Reports of widespread interference in the radio frequency spectrum emerged in many publications. In the July 2004 edition of Elektron, the forerunner of EngineerIT in an article on PLC it was reported: “There is a worldwide concern about the introduction of power line communication because of its radio interference potential. There are many documented cases that show that interference caused by PLC systems render radio reception unusable. Some manufacturers claim that they have solved that problem and have produced newer designs that produce lower levels of interference. The Tshwane Metro is trialling (in Rooiwal) such a newer system that, according to their spokesperson, looks promising.” Once interference studies were carried out, the Rooiwal trial was abruptly stopped.

Fig. 1: A street installation of the Rooiwal PLC trial at the base of an electricity pole.

PLC was heavily debated in SABS TC 73 committee on EMC which led to the publication of draft PLC regulations by ICASA on 7 February 2008 (Government Gazette 30752). It resulted in a large number of comments, proposals for amendments, and objections. The regulations were never finalised and today remain in draft  form.

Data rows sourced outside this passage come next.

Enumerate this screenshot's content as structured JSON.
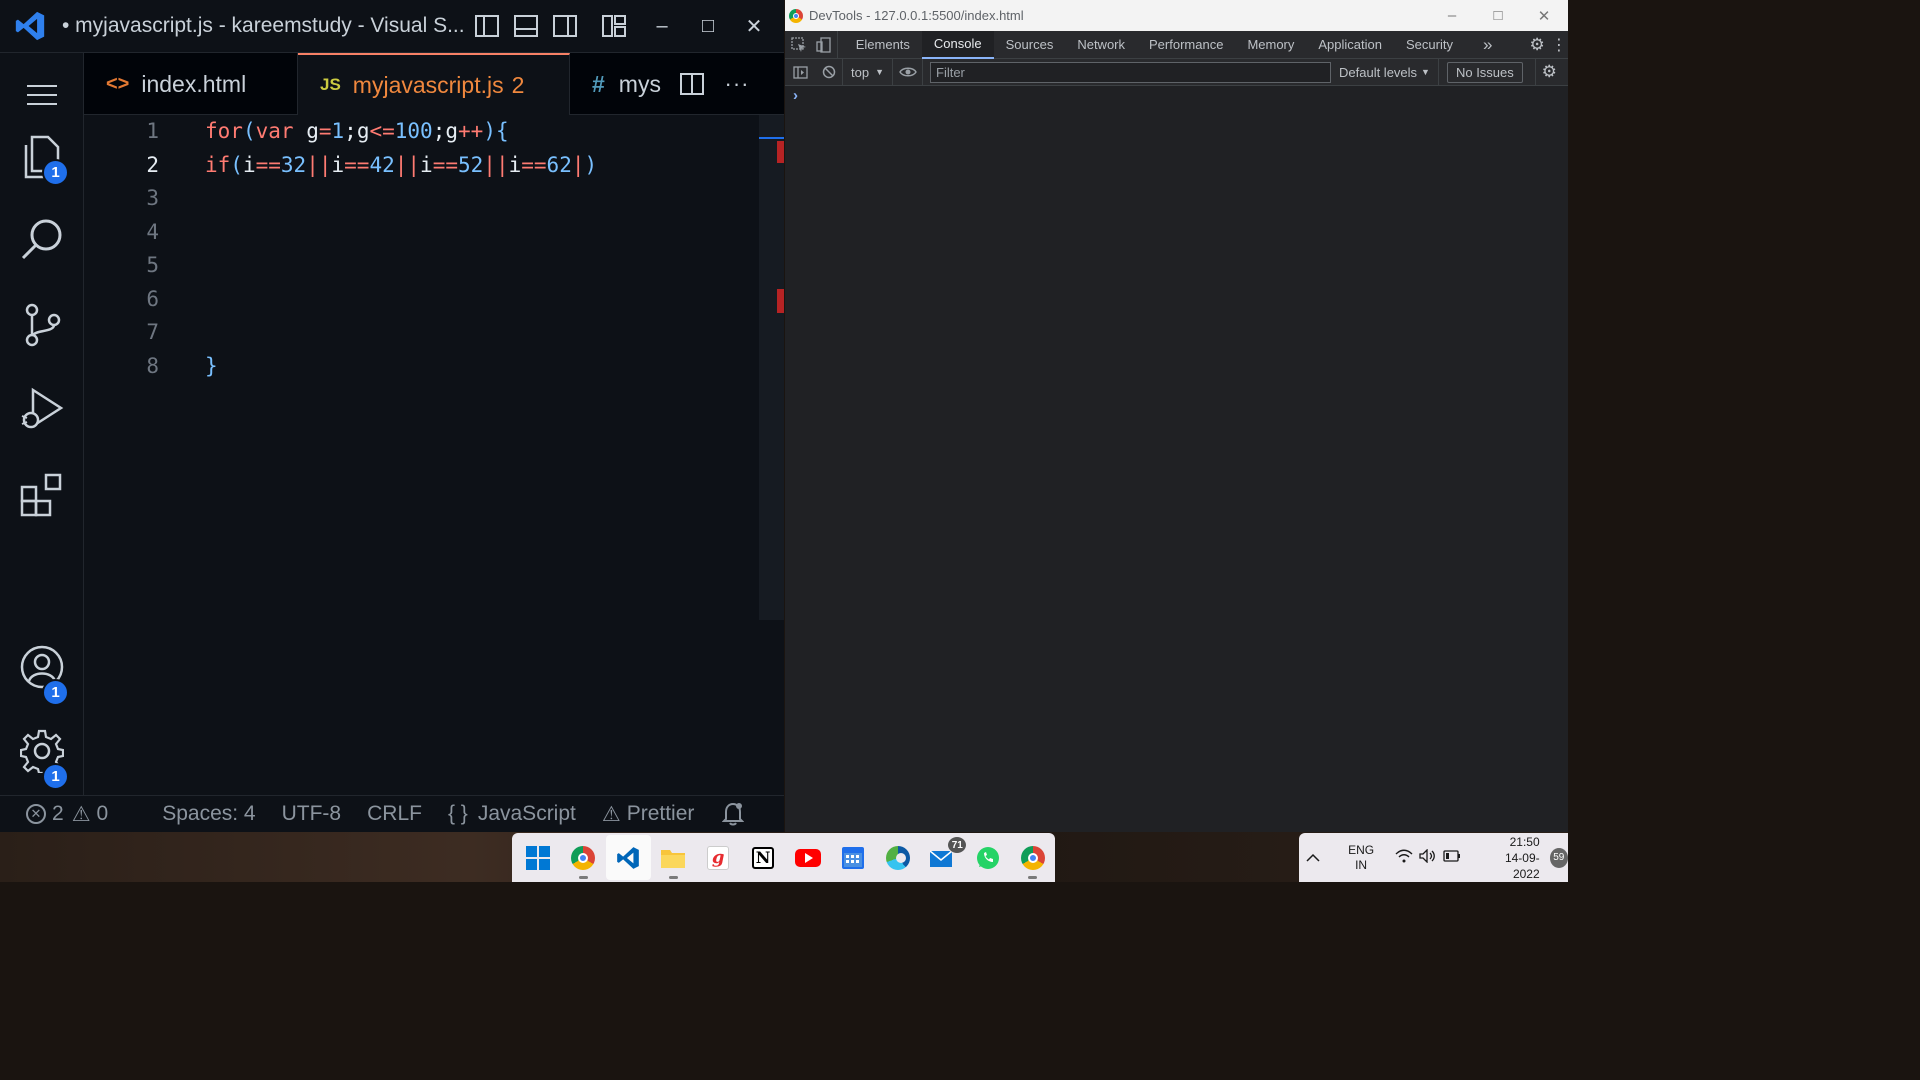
{
  "vscode": {
    "title": "• myjavascript.js - kareemstudy - Visual S...",
    "tabs": [
      {
        "icon": "<>",
        "label": "index.html"
      },
      {
        "icon": "JS",
        "label": "myjavascript.js",
        "problems": "2"
      },
      {
        "icon": "#",
        "label": "mys"
      }
    ],
    "badges": {
      "explorer": "1",
      "accounts": "1",
      "settings": "1"
    },
    "lines": [
      "1",
      "2",
      "3",
      "4",
      "5",
      "6",
      "7",
      "8"
    ],
    "code": {
      "line1": "for(var g=1;g<=100;g++){",
      "line2": "if(i==32||i==42||i==52||i==62|)",
      "line8": "}"
    },
    "status": {
      "errors": "2",
      "warnings": "0",
      "spaces": "Spaces: 4",
      "encoding": "UTF-8",
      "eol": "CRLF",
      "lang_icon": "{ }",
      "language": "JavaScript",
      "prettier": "Prettier"
    }
  },
  "devtools": {
    "title": "DevTools - 127.0.0.1:5500/index.html",
    "tabs": [
      "Elements",
      "Console",
      "Sources",
      "Network",
      "Performance",
      "Memory",
      "Application",
      "Security"
    ],
    "more": "»",
    "context": "top",
    "filter_placeholder": "Filter",
    "levels": "Default levels",
    "issues": "No Issues",
    "prompt": "›"
  },
  "taskbar": {
    "mail_badge": "71",
    "lang_top": "ENG",
    "lang_bottom": "IN",
    "time": "21:50",
    "date": "14-09-2022",
    "notifications": "59"
  }
}
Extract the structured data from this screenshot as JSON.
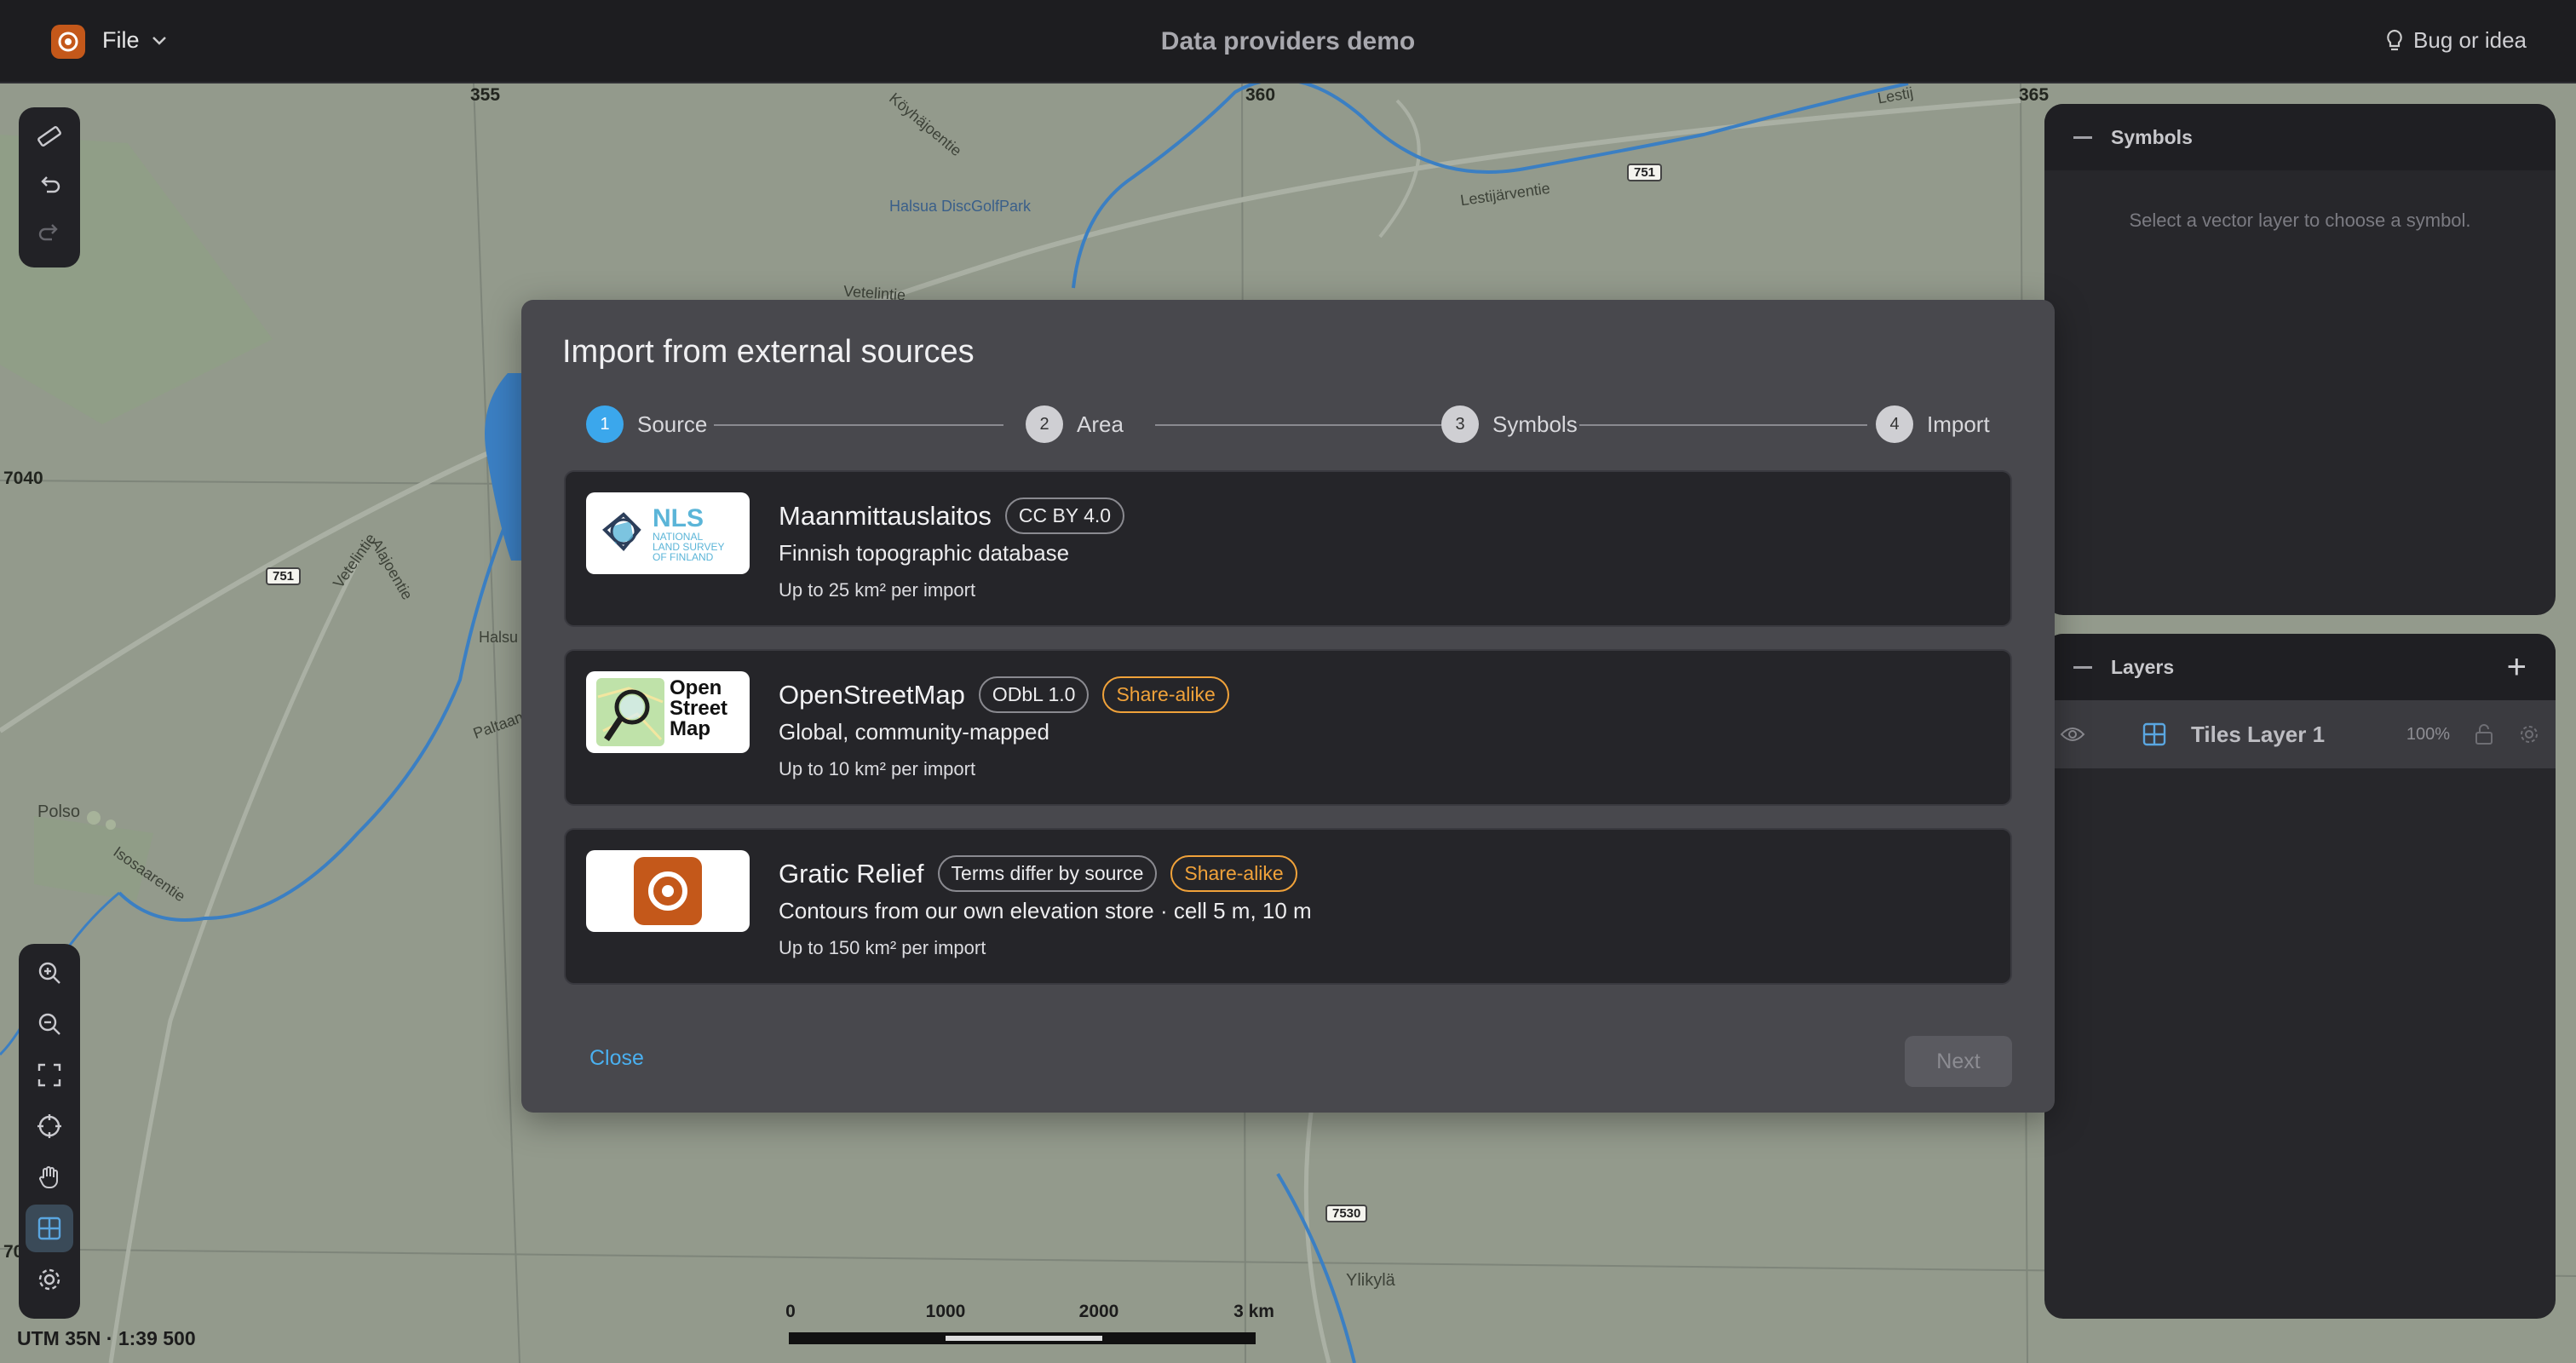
{
  "topbar": {
    "file_label": "File",
    "title": "Data providers demo",
    "feedback_label": "Bug or idea"
  },
  "map": {
    "grid_labels": {
      "x355": "355",
      "x360": "360",
      "x365": "365",
      "y7040": "7040",
      "y70": "70"
    },
    "place_labels": {
      "golf": "Halsua DiscGolfPark",
      "lestijarventie": "Lestijärventie",
      "lestij": "Lestij",
      "koyhajoentie": "Köyhäjoentie",
      "veteliantie": "Vetelintie",
      "vetelintie2": "Vetelintie",
      "polso": "Polso",
      "isosaarentie": "Isosaarentie",
      "ylikyla": "Ylikylä",
      "alajoentie": "Alajoentie",
      "paltaantie": "Paltaantie",
      "halsu": "Halsu"
    },
    "road_shields": {
      "r751a": "751",
      "r751b": "751",
      "r7530": "7530"
    },
    "status_readout": "UTM 35N · 1:39 500",
    "scale_ticks": [
      "0",
      "1000",
      "2000",
      "3 km"
    ]
  },
  "symbols_panel": {
    "title": "Symbols",
    "empty_text": "Select a vector layer to choose a symbol."
  },
  "layers_panel": {
    "title": "Layers",
    "layers": [
      {
        "name": "Tiles Layer 1",
        "opacity": "100%"
      }
    ]
  },
  "modal": {
    "title": "Import from external sources",
    "steps": [
      {
        "number": "1",
        "label": "Source"
      },
      {
        "number": "2",
        "label": "Area"
      },
      {
        "number": "3",
        "label": "Symbols"
      },
      {
        "number": "4",
        "label": "Import"
      }
    ],
    "providers": [
      {
        "name": "Maanmittauslaitos",
        "badges": [
          "CC BY 4.0"
        ],
        "description": "Finnish topographic database",
        "limit": "Up to 25 km² per import",
        "logo_text": {
          "abbr": "NLS",
          "l1": "NATIONAL",
          "l2": "LAND SURVEY",
          "l3": "OF FINLAND"
        }
      },
      {
        "name": "OpenStreetMap",
        "badges": [
          "ODbL 1.0",
          "Share-alike"
        ],
        "description": "Global, community-mapped",
        "limit": "Up to 10 km² per import",
        "logo_text": {
          "l1": "Open",
          "l2": "Street",
          "l3": "Map"
        }
      },
      {
        "name": "Gratic Relief",
        "badges": [
          "Terms differ by source",
          "Share-alike"
        ],
        "description": "Contours from our own elevation store · cell 5 m, 10 m",
        "limit": "Up to 150 km² per import"
      }
    ],
    "close_label": "Close",
    "next_label": "Next"
  },
  "colors": {
    "accent": "#3ba7ec",
    "brand": "#c4581a",
    "warning": "#f0a23a"
  }
}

PLC never took off as a broadband access technology. Is it completely dead? No, the technology is used in devices like HomePlug used in homes and small offices to extend WiFi systems by using the mains wiring. It is a standard of the HomePlug Alliance that was established in 2000. The latest version of HomePlug is AV2 that uses OFDM over the frequency range of 2 MHz to 86 MHz on the AC line. Using modulation to 4096QAM it can achieve a raw data rate to 1 Gbps or 500 Mbps considering overheads. This is useful for transporting HD video in the home.